Tuesday, November 19, 2013

Georgia Court of Appeals Discusses Anti-Severability Rules

One of the defining characteristics of a state's non-compete law is its application of the blue-pencil rule. Although several variations of the rule exist, states generally fall into one of two camps: those that readily modify overbroad covenants to make them reasonable, and those that generally frown on modification or blue-penciling.

Georgia historically has been one of the states that enforces only those agreements that are reasonable as written. That is to say, courts cannot modify overbroad agreements to make them enforceable. In essence, Georgia judges will decline to force the parties to accept a contract they could have, but didn't, make.

Georgia law continues to evolve, and a new statute governs contracts entered into after May of 2011. However, it doesn't impact contracts signed before the effective date, and courts will continue to apply the old common law for many years to come.

The Court of Appeals discussed at length the state's anti-severability rule in Lapolla Industries, Inc. v. Hess. As the Court described, the anti-severability rule applies to the following types of restrictive covenants:

  • covenants restricting employment or competition generally in a relevant market;
  • covenants restricting the solicitation of business from actual or potential customers; and
  • covenants restricting the acceptance of business from actual or potential customers.
(There was another type of restrictive covenant at issue in Hess, which I still don't understand after reading it several times and which the Court of Appeals intelligently glided over. Lapolla (the ex-employer) had a non-solicitation covenant that prohibited the employee from soliciting or accepting business from a business competitive with or similar to Lapolla. In other words, the employee could not vend any kind of product or service to a Lapolla competitor. Silly.)  

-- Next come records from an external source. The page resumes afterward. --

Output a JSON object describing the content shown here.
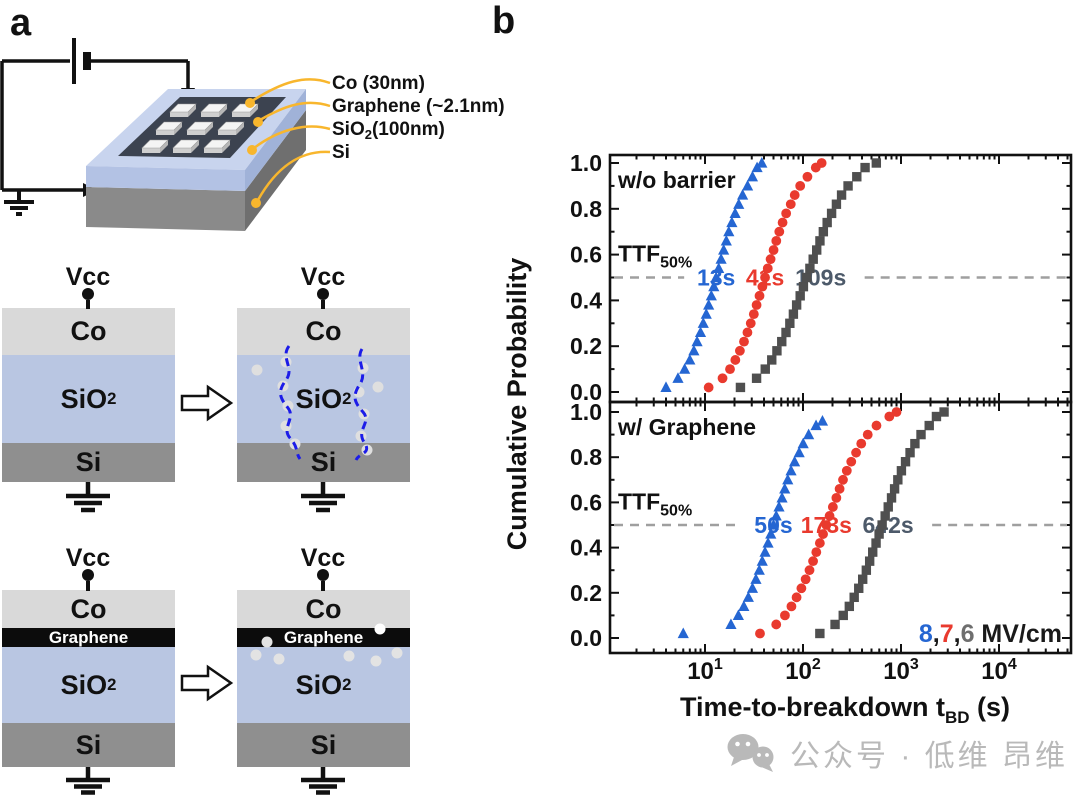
{
  "figure": {
    "panel_a": "a",
    "panel_b": "b"
  },
  "colors": {
    "series_blue": "#2566d2",
    "series_red": "#e93a2e",
    "series_gray": "#4f4f4f",
    "median_gray_text": "#4d5a6a",
    "dashed_line": "#9f9f9f",
    "co_layer": "#d9d9d9",
    "sio2_layer": "#b9c6e2",
    "si_layer": "#8f8f8f",
    "graphene_layer": "#0c0c0c",
    "leader_line": "#f8b62d",
    "breakdown_path": "#1c1ce8",
    "watermark": "#b9b9b9"
  },
  "schematic": {
    "leader_labels": [
      {
        "id": "co",
        "text": "Co (30nm)"
      },
      {
        "id": "graphene",
        "text": "Graphene (~2.1nm)"
      },
      {
        "id": "sio2",
        "main": "SiO",
        "sub": "2",
        "rest": "(100nm)"
      },
      {
        "id": "si",
        "text": "Si"
      }
    ]
  },
  "stacks": {
    "vcc": "Vcc",
    "layers": {
      "co": "Co",
      "sio2_main": "SiO",
      "sio2_sub": "2",
      "si": "Si",
      "graphene": "Graphene"
    }
  },
  "watermark": {
    "text": "公众号 · 低维 昂维"
  },
  "chart_data": {
    "type": "scatter",
    "x_scale": "log",
    "xlim": [
      1,
      50000
    ],
    "xticks": [
      10,
      100,
      1000,
      10000
    ],
    "xlabel": {
      "main": "Time-to-breakdown t",
      "sub": "BD",
      "end": " (s)"
    },
    "ylabel": "Cumulative Probability",
    "ylim": [
      0,
      1
    ],
    "ytick_step": 0.2,
    "grid": false,
    "legend": {
      "position": "bottom-right",
      "segments": [
        {
          "text": "8",
          "color": "#2566d2"
        },
        {
          "text": ",",
          "color": "#1a1a1a"
        },
        {
          "text": "7",
          "color": "#e93a2e"
        },
        {
          "text": ",",
          "color": "#1a1a1a"
        },
        {
          "text": "6",
          "color": "#6e6e6e"
        },
        {
          "text": " MV/cm",
          "color": "#1a1a1a"
        }
      ]
    },
    "median_line": {
      "p": 0.5,
      "color": "#9f9f9f"
    },
    "panels": [
      {
        "label": "w/o barrier",
        "ttf": {
          "main": "TTF",
          "sub": "50%"
        },
        "median_labels": [
          {
            "text": "13s",
            "value": 13,
            "color": "#2566d2",
            "dx": 0
          },
          {
            "text": "41s",
            "value": 41,
            "color": "#e93a2e",
            "dx": 0
          },
          {
            "text": "109s",
            "value": 109,
            "color": "#4d5a6a",
            "dx": 14
          }
        ],
        "series": [
          {
            "name": "8 MV/cm",
            "marker": "triangle",
            "color": "#2566d2",
            "points": [
              [
                4.0,
                0.02
              ],
              [
                5.3,
                0.06
              ],
              [
                6.2,
                0.1
              ],
              [
                7.0,
                0.14
              ],
              [
                7.7,
                0.18
              ],
              [
                8.3,
                0.22
              ],
              [
                9.0,
                0.26
              ],
              [
                9.6,
                0.3
              ],
              [
                10.3,
                0.34
              ],
              [
                10.9,
                0.38
              ],
              [
                11.6,
                0.42
              ],
              [
                12.3,
                0.46
              ],
              [
                13,
                0.5
              ],
              [
                13.8,
                0.54
              ],
              [
                14.6,
                0.58
              ],
              [
                15.5,
                0.62
              ],
              [
                16.5,
                0.66
              ],
              [
                17.5,
                0.7
              ],
              [
                18.8,
                0.74
              ],
              [
                20.3,
                0.78
              ],
              [
                22.1,
                0.82
              ],
              [
                24.2,
                0.86
              ],
              [
                27.2,
                0.9
              ],
              [
                30.5,
                0.94
              ],
              [
                34,
                0.98
              ],
              [
                38,
                1.0
              ]
            ]
          },
          {
            "name": "7 MV/cm",
            "marker": "circle",
            "color": "#e93a2e",
            "points": [
              [
                10.9,
                0.02
              ],
              [
                15.1,
                0.06
              ],
              [
                18,
                0.1
              ],
              [
                20.4,
                0.14
              ],
              [
                22.7,
                0.18
              ],
              [
                25,
                0.22
              ],
              [
                27.1,
                0.26
              ],
              [
                29.3,
                0.3
              ],
              [
                31.5,
                0.34
              ],
              [
                33.6,
                0.38
              ],
              [
                36,
                0.42
              ],
              [
                38.5,
                0.46
              ],
              [
                41,
                0.5
              ],
              [
                43.7,
                0.54
              ],
              [
                46.7,
                0.58
              ],
              [
                50.1,
                0.62
              ],
              [
                53.4,
                0.66
              ],
              [
                57.3,
                0.7
              ],
              [
                61.9,
                0.74
              ],
              [
                67.3,
                0.78
              ],
              [
                75,
                0.82
              ],
              [
                82.3,
                0.86
              ],
              [
                93.6,
                0.9
              ],
              [
                111,
                0.94
              ],
              [
                135,
                0.98
              ],
              [
                155,
                1.0
              ]
            ]
          },
          {
            "name": "6 MV/cm",
            "marker": "square",
            "color": "#4f4f4f",
            "points": [
              [
                23,
                0.02
              ],
              [
                33.6,
                0.06
              ],
              [
                41.2,
                0.1
              ],
              [
                48,
                0.14
              ],
              [
                54.2,
                0.18
              ],
              [
                60.7,
                0.22
              ],
              [
                67.1,
                0.26
              ],
              [
                73.4,
                0.3
              ],
              [
                79.8,
                0.34
              ],
              [
                86.1,
                0.38
              ],
              [
                93.6,
                0.42
              ],
              [
                101,
                0.46
              ],
              [
                109,
                0.5
              ],
              [
                117.6,
                0.54
              ],
              [
                127.1,
                0.58
              ],
              [
                138,
                0.62
              ],
              [
                148.9,
                0.66
              ],
              [
                161.3,
                0.7
              ],
              [
                176.4,
                0.74
              ],
              [
                195.8,
                0.78
              ],
              [
                219.3,
                0.82
              ],
              [
                247.5,
                0.86
              ],
              [
                288.3,
                0.9
              ],
              [
                354,
                0.94
              ],
              [
                430,
                0.98
              ],
              [
                560,
                1.0
              ]
            ]
          }
        ]
      },
      {
        "label": "w/ Graphene",
        "ttf": {
          "main": "TTF",
          "sub": "50%"
        },
        "median_labels": [
          {
            "text": "50s",
            "value": 50,
            "color": "#2566d2",
            "dx": 0
          },
          {
            "text": "173s",
            "value": 173,
            "color": "#e93a2e",
            "dx": 0
          },
          {
            "text": "642s",
            "value": 642,
            "color": "#4d5a6a",
            "dx": 6
          }
        ],
        "series": [
          {
            "name": "8 MV/cm",
            "marker": "triangle",
            "color": "#2566d2",
            "points": [
              [
                6,
                0.02
              ],
              [
                18.4,
                0.06
              ],
              [
                21.9,
                0.1
              ],
              [
                24.9,
                0.14
              ],
              [
                27.7,
                0.18
              ],
              [
                30.5,
                0.22
              ],
              [
                33.1,
                0.26
              ],
              [
                35.8,
                0.3
              ],
              [
                38.4,
                0.34
              ],
              [
                41,
                0.38
              ],
              [
                44,
                0.42
              ],
              [
                46.9,
                0.46
              ],
              [
                50,
                0.5
              ],
              [
                53.3,
                0.54
              ],
              [
                56.9,
                0.58
              ],
              [
                61.1,
                0.62
              ],
              [
                65.1,
                0.66
              ],
              [
                69.9,
                0.7
              ],
              [
                75.5,
                0.74
              ],
              [
                82.1,
                0.78
              ],
              [
                91.4,
                0.82
              ],
              [
                100.4,
                0.86
              ],
              [
                114.2,
                0.9
              ],
              [
                135.9,
                0.94
              ],
              [
                158,
                0.96
              ]
            ]
          },
          {
            "name": "7 MV/cm",
            "marker": "circle",
            "color": "#e93a2e",
            "points": [
              [
                36.4,
                0.02
              ],
              [
                53.3,
                0.06
              ],
              [
                65.4,
                0.1
              ],
              [
                76.2,
                0.14
              ],
              [
                86,
                0.18
              ],
              [
                96.3,
                0.22
              ],
              [
                106.4,
                0.26
              ],
              [
                116.5,
                0.3
              ],
              [
                126.7,
                0.34
              ],
              [
                136.7,
                0.38
              ],
              [
                148.6,
                0.42
              ],
              [
                160.3,
                0.46
              ],
              [
                173,
                0.5
              ],
              [
                186.7,
                0.54
              ],
              [
                201.7,
                0.58
              ],
              [
                219,
                0.62
              ],
              [
                236.3,
                0.66
              ],
              [
                256,
                0.7
              ],
              [
                279.9,
                0.74
              ],
              [
                310.7,
                0.78
              ],
              [
                348.1,
                0.82
              ],
              [
                392.9,
                0.86
              ],
              [
                457.6,
                0.9
              ],
              [
                562,
                0.94
              ],
              [
                760,
                0.98
              ],
              [
                900,
                1.0
              ]
            ]
          },
          {
            "name": "6 MV/cm",
            "marker": "square",
            "color": "#4f4f4f",
            "points": [
              [
                148.6,
                0.02
              ],
              [
                212.4,
                0.06
              ],
              [
                257.5,
                0.1
              ],
              [
                296.9,
                0.14
              ],
              [
                332.9,
                0.18
              ],
              [
                370.5,
                0.22
              ],
              [
                406.6,
                0.26
              ],
              [
                442.9,
                0.3
              ],
              [
                479,
                0.34
              ],
              [
                514.6,
                0.38
              ],
              [
                556.6,
                0.42
              ],
              [
                597.8,
                0.46
              ],
              [
                642,
                0.5
              ],
              [
                689.5,
                0.54
              ],
              [
                740.9,
                0.58
              ],
              [
                800.6,
                0.62
              ],
              [
                860.3,
                0.66
              ],
              [
                928.3,
                0.7
              ],
              [
                1009.9,
                0.74
              ],
              [
                1112.6,
                0.78
              ],
              [
                1237.1,
                0.82
              ],
              [
                1386.7,
                0.86
              ],
              [
                1600.5,
                0.9
              ],
              [
                1940.8,
                0.94
              ],
              [
                2300,
                0.98
              ],
              [
                2750,
                1.0
              ]
            ]
          }
        ]
      }
    ]
  }
}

However, the anti-severability rule does not apply to covenants that either:

  • restrict solicitation or hiring of certain employees or independent contractors; and
  • restrict disclosure of trade secrets or confidential information.
Like many states, Georgia historically has frowned upon so-called market-based restraints, which contain broad prohibitions on working for a competitor in any capacity. Georgia's case law, however, also has applied strict scrutiny to lesser restrictive customer-based restraints, such that a number of appellate decisions strike down clauses that many other states would deem enforceable. For instance, Georgia courts have frowned upon customer-based restraints that prevent an employee from accepting, instead of soliciting, a customer's business. This distinction never has made much sense to me, since it's virtually impossible without the aid of legal process to determine who solicited whom.

The Court also discusses at length in Hess Georgia's reluctance to enforce choice of forum and choice of law clauses in contracts when application of a foreign state's law would lead to a result contrary to Georgia's public policy. In keeping with one of my sacrosanct rules to limit discussion of venue and jurisdiction disputes to an absolute minimum, I will say no more regarding this subject.